Contributes to threads. Recommends Alike to others.

Pain

Too much clinical information, no peer voices
Friends don't understand. Repeating the story is exhausting.
Unsure if it's safe. Worried it'll feel clinical.
Anxiety about what to say. Fear of oversharing.
Fatigue – needs low-effort engagement paths.
Wants offline meetups – not yet available.

App

Onboarding – warm, peer-voiced intro screens
Peer cards lead with identity, not diagnosis
Feed: podcasts, threads, resources on demand
Ongoing peer relationships & content habit
3

Onboarding Design

Designed an onboarding flow that introduced Alike as a team – a community of people who understand – before asking anything of the user. The tone was warm and peer-voiced, not clinical. The goal was to make the user feel seen before they'd shared a single detail about themselves.

Onboarding Design – three screens
4

Peer-Matching Interface

Designed the core peer-meeting experience around profile cards showing name, age, location, and interests – deliberately leading with life, not illness. Users could say hi, send a message, or pass without friction. The interaction pattern was familiar enough to feel safe but purposeful enough to feel different from social media.

Peer-Matching Interface – three screens
5

Engagement Features

Designed the engagement layer – peer posts, podcasts, and curated media resources – to give users reasons to return even when they weren't ready to reach out directly. Content became a gentler entry point into community.

Engagement Features – three screens

Solution

What we built.

We designed a high-fidelity iOS app that put the person before the patient. Three core experiences – a warm onboarding flow, a person-first peer-matching interface, and a content-driven community feed – worked together to make connection feel safe, chosen, and genuinely human.

Warm, Peer-Voiced Onboarding

Warm, Peer-Voiced Onboarding

Three onboarding screens introduced Alike as a community of people who understand – before asking anything of the user. The tone was peer-voiced, not clinical. Illustrations and copy were deliberately warm, positioning the app as a companion, not a tool.

Person-First Peer Cards

Person-First Peer Cards

Peer profiles led with name, age, location, and personal interests – never with diagnosis. Users could say hi, send a message, or pass without friction. The card design made connection feel chosen and human, not clinical or assigned.

Community & Content Feed

Community & Content Feed

Posts, podcasts, and curated resources gave users a low-effort entry point into community – especially for those not yet ready to reach out directly.

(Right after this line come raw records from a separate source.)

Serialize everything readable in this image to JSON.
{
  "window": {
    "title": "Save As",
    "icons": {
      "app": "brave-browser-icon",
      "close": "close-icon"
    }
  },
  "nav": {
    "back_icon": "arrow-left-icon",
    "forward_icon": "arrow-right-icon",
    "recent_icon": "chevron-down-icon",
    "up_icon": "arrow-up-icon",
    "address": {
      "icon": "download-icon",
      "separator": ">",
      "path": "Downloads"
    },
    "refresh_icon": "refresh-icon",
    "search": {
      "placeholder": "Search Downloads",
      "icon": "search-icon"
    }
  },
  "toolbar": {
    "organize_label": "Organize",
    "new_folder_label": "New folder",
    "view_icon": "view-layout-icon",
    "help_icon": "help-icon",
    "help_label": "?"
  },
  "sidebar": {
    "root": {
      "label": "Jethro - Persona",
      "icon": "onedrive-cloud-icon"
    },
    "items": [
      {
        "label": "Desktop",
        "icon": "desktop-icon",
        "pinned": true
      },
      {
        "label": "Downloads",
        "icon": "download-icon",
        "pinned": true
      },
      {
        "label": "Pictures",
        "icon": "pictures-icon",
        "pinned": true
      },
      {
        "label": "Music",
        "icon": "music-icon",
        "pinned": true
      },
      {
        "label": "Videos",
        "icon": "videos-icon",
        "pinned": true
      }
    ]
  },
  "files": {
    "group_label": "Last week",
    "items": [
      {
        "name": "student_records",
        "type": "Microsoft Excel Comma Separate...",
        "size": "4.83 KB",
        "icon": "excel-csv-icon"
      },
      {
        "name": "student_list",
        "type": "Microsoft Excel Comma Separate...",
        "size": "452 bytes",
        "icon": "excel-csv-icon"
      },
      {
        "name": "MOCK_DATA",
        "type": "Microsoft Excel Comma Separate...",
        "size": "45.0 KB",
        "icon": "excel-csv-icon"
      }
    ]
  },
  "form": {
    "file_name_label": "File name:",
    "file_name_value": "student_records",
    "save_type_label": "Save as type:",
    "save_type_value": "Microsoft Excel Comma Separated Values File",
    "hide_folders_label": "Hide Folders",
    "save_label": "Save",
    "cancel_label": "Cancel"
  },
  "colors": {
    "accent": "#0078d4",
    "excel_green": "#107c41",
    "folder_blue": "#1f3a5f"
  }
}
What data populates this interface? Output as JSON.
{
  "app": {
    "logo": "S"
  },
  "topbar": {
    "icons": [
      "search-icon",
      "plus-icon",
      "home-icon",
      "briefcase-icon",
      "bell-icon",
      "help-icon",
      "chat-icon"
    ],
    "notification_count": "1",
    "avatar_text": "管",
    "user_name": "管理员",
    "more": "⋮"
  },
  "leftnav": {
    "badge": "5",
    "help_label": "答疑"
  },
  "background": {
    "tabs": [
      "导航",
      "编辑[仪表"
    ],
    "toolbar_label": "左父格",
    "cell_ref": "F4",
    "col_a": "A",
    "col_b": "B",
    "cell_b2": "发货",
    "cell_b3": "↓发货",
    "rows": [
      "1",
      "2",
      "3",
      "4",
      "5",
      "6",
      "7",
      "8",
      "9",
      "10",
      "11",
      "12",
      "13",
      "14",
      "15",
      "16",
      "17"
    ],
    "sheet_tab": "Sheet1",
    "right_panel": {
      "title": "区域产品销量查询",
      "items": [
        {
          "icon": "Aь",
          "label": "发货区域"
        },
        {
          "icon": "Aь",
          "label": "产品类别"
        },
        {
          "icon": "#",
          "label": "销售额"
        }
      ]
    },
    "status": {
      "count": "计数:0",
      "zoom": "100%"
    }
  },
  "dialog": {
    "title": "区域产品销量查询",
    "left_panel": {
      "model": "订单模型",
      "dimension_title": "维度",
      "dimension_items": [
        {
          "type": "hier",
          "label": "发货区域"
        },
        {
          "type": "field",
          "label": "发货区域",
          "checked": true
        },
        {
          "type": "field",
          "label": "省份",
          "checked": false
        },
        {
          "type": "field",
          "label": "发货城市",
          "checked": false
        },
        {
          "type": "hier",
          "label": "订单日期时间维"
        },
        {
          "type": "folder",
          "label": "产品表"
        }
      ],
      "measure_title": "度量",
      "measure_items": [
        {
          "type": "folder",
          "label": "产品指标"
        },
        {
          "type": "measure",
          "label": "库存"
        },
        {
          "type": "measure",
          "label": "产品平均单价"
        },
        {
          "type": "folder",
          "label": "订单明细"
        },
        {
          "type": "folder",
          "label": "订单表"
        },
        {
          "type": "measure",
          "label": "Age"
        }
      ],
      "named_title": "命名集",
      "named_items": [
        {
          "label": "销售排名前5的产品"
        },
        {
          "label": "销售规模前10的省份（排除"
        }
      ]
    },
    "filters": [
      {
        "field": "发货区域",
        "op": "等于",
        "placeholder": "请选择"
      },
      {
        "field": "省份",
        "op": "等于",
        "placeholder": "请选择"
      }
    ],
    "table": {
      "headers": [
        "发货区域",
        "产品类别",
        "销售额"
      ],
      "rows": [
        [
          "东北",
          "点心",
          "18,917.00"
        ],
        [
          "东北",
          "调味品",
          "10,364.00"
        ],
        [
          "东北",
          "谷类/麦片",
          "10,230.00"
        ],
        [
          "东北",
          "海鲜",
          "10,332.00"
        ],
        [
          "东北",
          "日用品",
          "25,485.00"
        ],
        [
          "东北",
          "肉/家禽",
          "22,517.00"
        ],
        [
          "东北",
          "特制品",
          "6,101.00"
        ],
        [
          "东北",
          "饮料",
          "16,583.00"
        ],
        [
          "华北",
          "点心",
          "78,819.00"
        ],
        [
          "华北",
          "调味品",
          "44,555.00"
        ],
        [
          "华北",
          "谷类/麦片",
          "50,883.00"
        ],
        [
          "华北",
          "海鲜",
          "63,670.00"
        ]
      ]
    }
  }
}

Content became the gentler on-ramp to genuine peer connection.

A Complete iOS Experience

A Complete iOS Experience

The full prototype delivered a native-feeling iOS app – credible enough to secure investor confidence and emotionally considered enough to feel safe for the young adults it was built for. Every interaction pattern respected the sensitivity of the subject matter.

Impact

What changed.

PrototypeFull HiFi

Complete high-fidelity iOS prototype launched on schedule

Nonprofit StatusFunded

Founder successfully launched Alike as a registered nonprofit

Investor OutcomeSecured

Prototype attracted initial investors and donor funding for operations

Design ApproachZero to One

Entire UX conceived, designed, and prototyped from a blank canvas

Reflection

What I learned.

Kindred is the project I return to when I need to remember why UX design matters. Not because it was the most complex system I've designed – it wasn't. But because the stakes were entirely human. Every micro-decision carried consequence: the order information appeared on a profile card, the words in a push notification, whether a button said 'maybe later' instead of 'skip.' These choices weren't about conversion rates. They were about whether someone navigating one of the hardest experiences of their life would feel safe enough to reach out to a stranger. The most important design decision we made – hiding cancer type from initial peer profiles – came directly from the founder's own experience of not wanting to be reduced to her diagnosis. That's a reminder I carry into every project: the people closest to the problem often hold the most important design insight. My job was to listen, translate, and build something worthy of the trust being placed in it.